Bob Wilkie vouches for Kennedy on every count. A defenseman on that Broncos team, hospitalized after the bus crash, Wilkie played in the Detroit Red Wings system with Kennedy after Swift Current. "A lot of people in Swift Current knew what was going on with Graham and what he was doing to Sheldon," Wilkie says. "They wanted to sweep that under the rug, just like they did their culpability with the crash. That's a whole lot of denial. And there were a lot of us who struggled to keep it together and some who were just lost — I had my own demons and went through life like I didn't give a s---. But no one had it as bad as Sheldon." To track the fault line in the community, go back to a lawsuit filed by the unnamed player who testified against James. Three years ago his lawsuit, filed against James, the WHL, the Broncos and several individuals involved with the club, was settled out of court, terms not disclosed. The official statement came from the Canadian Hockey League, which heads up the nation's top junior leagues. "While we acknowledge that none of the other defendants other than Graham James are [sic] responsible for any of the damages suffered by the unnamed player, there was certainly a desire to assist the player in coping with the fallout from Graham James' actions." On one side are those who accept this official version, on the other those who see it as denial nearly as venal as James' depraved abuse of the young men. And just as the town is divided, so do cracks show in that championship team. Shortly after James was charged, reporters asked Trevor Kruger and Tisdale about their former coach. Trevor Kruger said James was "like a second dad to me after the accident" and "the one sole unit who kept us all together." Tisdale expressed disbelief at the charges, saying that he supported James "until proven otherwise." James pleaded guilty and received a three-and-a-half year sentence. In a statement of fact the coach admitted to more than 350 sexual encounters with Kennedy and the unnamed player. Afterward, Tisdale said he and his former teammates had "no idea."
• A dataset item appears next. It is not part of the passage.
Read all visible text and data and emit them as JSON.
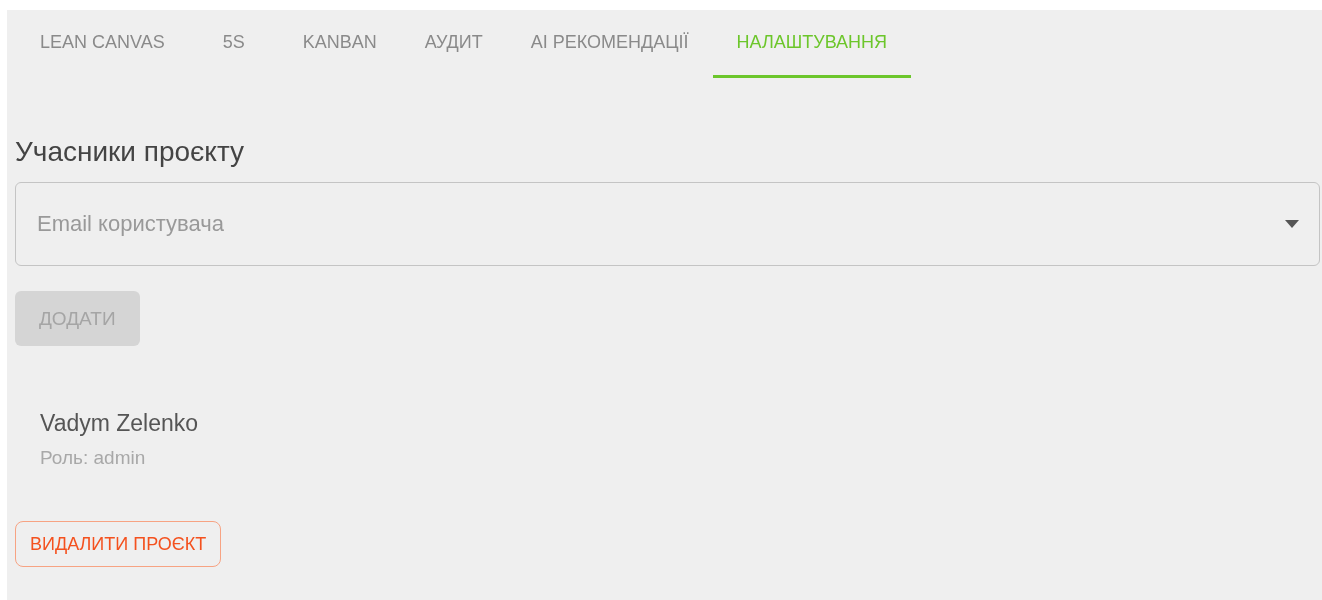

"I got over any resentment or anger toward teammates and there are people in Swift Current like Fanner that I respect and love. It's different with the ownership, the people who should have been looking after us. I wouldn't go to something like the anniversary because somebody with the club should have known better. Graham James did so much damage. And whether you're looking back on the bus crash or the championship, it's impossible to separate them from Graham James. "The worst thing, though, is that statement," Kennedy says: … none of the other defendants other than Graham James are responsible … "If they had been responsible, this wouldn't have happened. They should have been responsible. And the saddest fact is that nothing's been learned, nothing's really changed. What happened to me can happen to someone else, if not in Swift, then somewhere else. They looked the other way and, later on, they wouldn't look back." Hometown antiheroes
Elsewhere the players on the local junior team are hometown heroes. Not in Swift Current, not these days. No, the players, who come from all across Western Canada, get a lot of cold shoulders and cold stares at the local high school. "Walking through the halls, we'll hear them cracking about us," Broncos forward Brady Leovold says. "Kids I don't know, never talked to, will say, 'Nice jacket, Bronco.' The guys will try to pick fights with us, because they have nothing to lose and they know that we're finished here if we try to stick up for ourselves." It has nothing to do with the lack of star power and the absence of kids raised in Swift Current. No, even after Graham James left town and served three years in prison, the Broncos never quite emerged from the shadows. Years before there were whispers and nods about James, later it was a few Broncos players. Every team has its share of troubled kids and troublemakers. But police in Swift Current investigated a claim that players sexually assaulted a teenage girl a few years back. Ultimately, no charges were filed, but the team's reputation was once more tarnished. "Whatever happened years back, we pay the price," Leovold says. "I feel comfortable with the guys on the team, but I don't know if I'll ever feel comfortable with Swift Current. We're here to play for the people, but truth is they want nothing to do with us."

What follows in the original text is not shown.